Uganda’s government seems to believe that it can get the ICC arrest warrants withdrawn against key LRA leaders. As its minister of state for defense says:

“First of all it is Uganda which approached the ICC to help in getting Kony and his commanders because Uganda could not reach Kony because he was outside Uganda’s jurisdiction. We are hoping that if Kony and his commanders decided to be subjected to DDR, demobilization, disarmament, and then reintegrate, that would mean that they would come out of the bush and come to Uganda, and then Uganda will now be in the position to get them. And we will have no problem in subjecting them through our judicial system. ICC was created to fight impunity, and therefore the High Court of Uganda can exactly do that,” she said.

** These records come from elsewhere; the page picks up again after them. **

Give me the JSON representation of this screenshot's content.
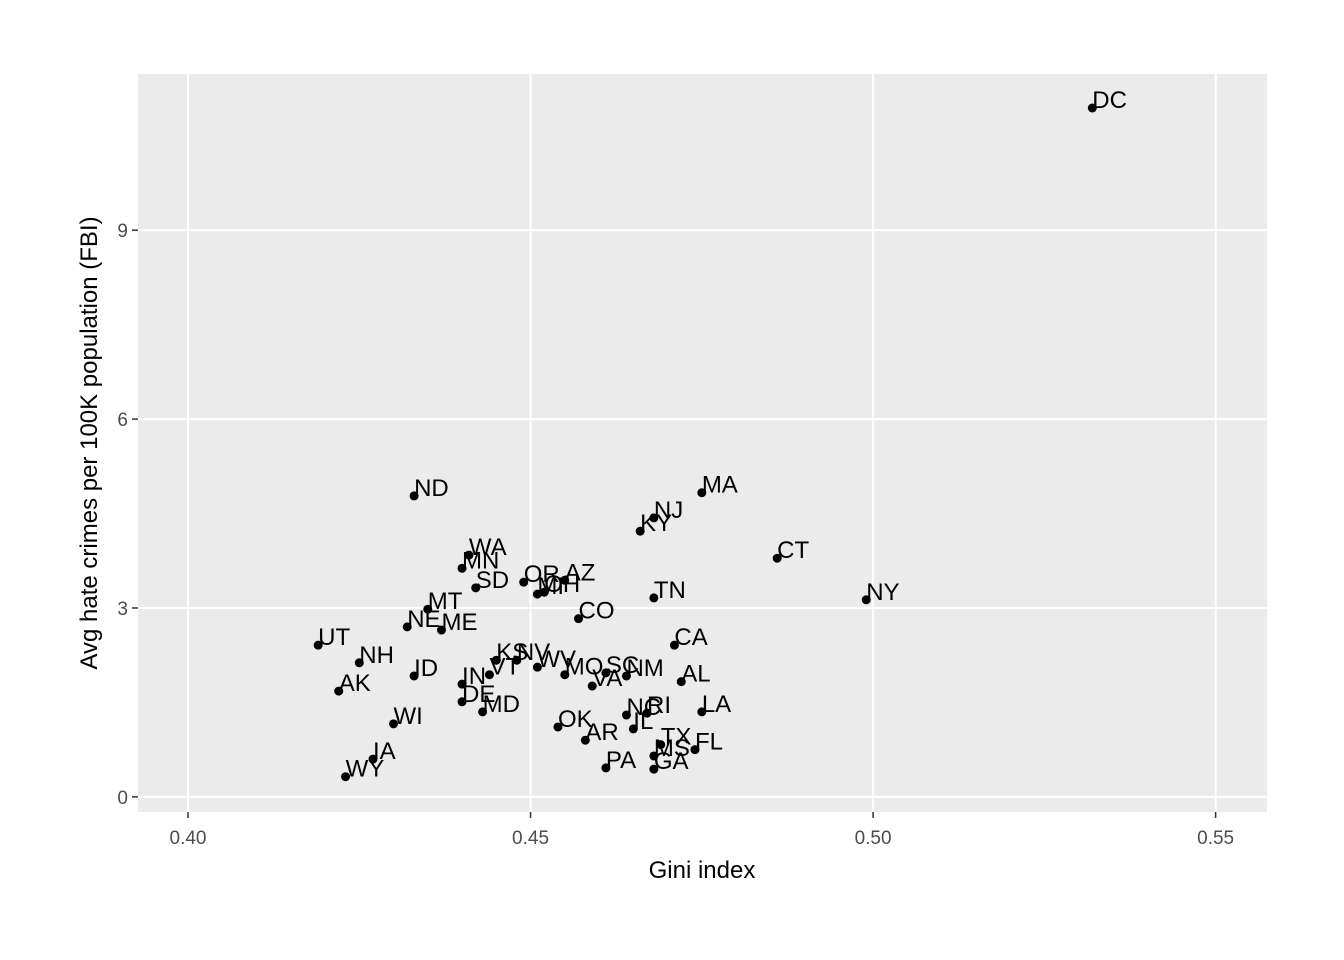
{
  "chart_data": {
    "type": "scatter",
    "x_label": "Gini index",
    "y_label": "Avg hate crimes per 100K population (FBI)",
    "labels": [
      "DC",
      "NY",
      "CT",
      "MA",
      "NJ",
      "KY",
      "TN",
      "CA",
      "AL",
      "LA",
      "FL",
      "TX",
      "MS",
      "GA",
      "PA",
      "AR",
      "NC",
      "RI",
      "IL",
      "OK",
      "NM",
      "SC",
      "VA",
      "MO",
      "CO",
      "WV",
      "NV",
      "KS",
      "VT",
      "IN",
      "DE",
      "MD",
      "OR",
      "AZ",
      "MI",
      "OH",
      "SD",
      "WA",
      "MN",
      "ND",
      "MT",
      "NE",
      "ME",
      "UT",
      "NH",
      "ID",
      "AK",
      "WI",
      "IA",
      "WY"
    ],
    "x": [
      0.532,
      0.499,
      0.486,
      0.475,
      0.468,
      0.466,
      0.468,
      0.471,
      0.472,
      0.475,
      0.474,
      0.469,
      0.468,
      0.468,
      0.461,
      0.458,
      0.464,
      0.467,
      0.465,
      0.454,
      0.464,
      0.461,
      0.459,
      0.455,
      0.457,
      0.451,
      0.448,
      0.445,
      0.444,
      0.44,
      0.44,
      0.443,
      0.449,
      0.455,
      0.451,
      0.452,
      0.442,
      0.441,
      0.44,
      0.433,
      0.435,
      0.432,
      0.437,
      0.419,
      0.425,
      0.433,
      0.422,
      0.43,
      0.427,
      0.423
    ],
    "values": [
      10.94,
      3.13,
      3.79,
      4.83,
      4.43,
      4.22,
      3.16,
      2.41,
      1.83,
      1.35,
      0.75,
      0.83,
      0.65,
      0.44,
      0.46,
      0.9,
      1.3,
      1.33,
      1.08,
      1.11,
      1.92,
      1.97,
      1.76,
      1.94,
      2.83,
      2.06,
      2.17,
      2.17,
      1.94,
      1.79,
      1.51,
      1.35,
      3.41,
      3.44,
      3.22,
      3.25,
      3.32,
      3.84,
      3.63,
      4.78,
      2.98,
      2.7,
      2.65,
      2.41,
      2.13,
      1.92,
      1.68,
      1.16,
      0.6,
      0.32
    ],
    "color": "#000000",
    "xlim": [
      0.3927,
      0.5575
    ],
    "ylim": [
      -0.24,
      11.48
    ],
    "xticks": [
      {
        "value": 0.4,
        "label": "0.40"
      },
      0.45,
      {
        "value": 0.5,
        "label": "0.50"
      },
      0.55
    ],
    "yticks": [
      0,
      3,
      6,
      9
    ],
    "grid": true
  }
}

But Uganda cannot recall its original referral. The decision to withdraw the ICC arrest warrants is for the ICC, not Uganda. But someone should tell Uganda’s government that.

http://opiniojuris.org/2008/02/22/uganda-and-lra-agree-to-domestic-war-crimes-court/

3 Responses

  1. Julian,

    The government of Uganda has been clear that they are aware that the ICC has to make this decision. I can’t find any links right now, but this was stated very clearly by their ambassador here in The Hague earlier this week.

  2. I would have thought Uganda’s move is not directed at removing the ICC’s jurisdiction by rescinding the referral, but by reference to the complementarity of ICC jurisdiction. Now that Uganda is apparently willing and able to genuinely prosecute, the argument seems to go, the ICC case is no longer admissible.

    There might be an argument that in referring a situation to the ICC, a State party waives its right to prosecute with precedence over the ICC, as it derives from the principle of complementarity, or alternatively that the State thus certifies that it is not itself able and willing to prosecute. But whatever the merits of such an argument, I don’t think either understanding could survive changes to the situation on the ground such as may have occurred here.

    Once the ICC loses jurisdiction (assuming it can, at this stage; has a decision been made?), of course the arrest warrants will be rescinded or lose all force.

  3. Does it much matter about what the ICC does if it loses Uganda’s cooperation? It’s not like it is going to send in commandos to make an arrest; the only hope of actually enforcing a sentence would be if Uganda handed over the offending parties.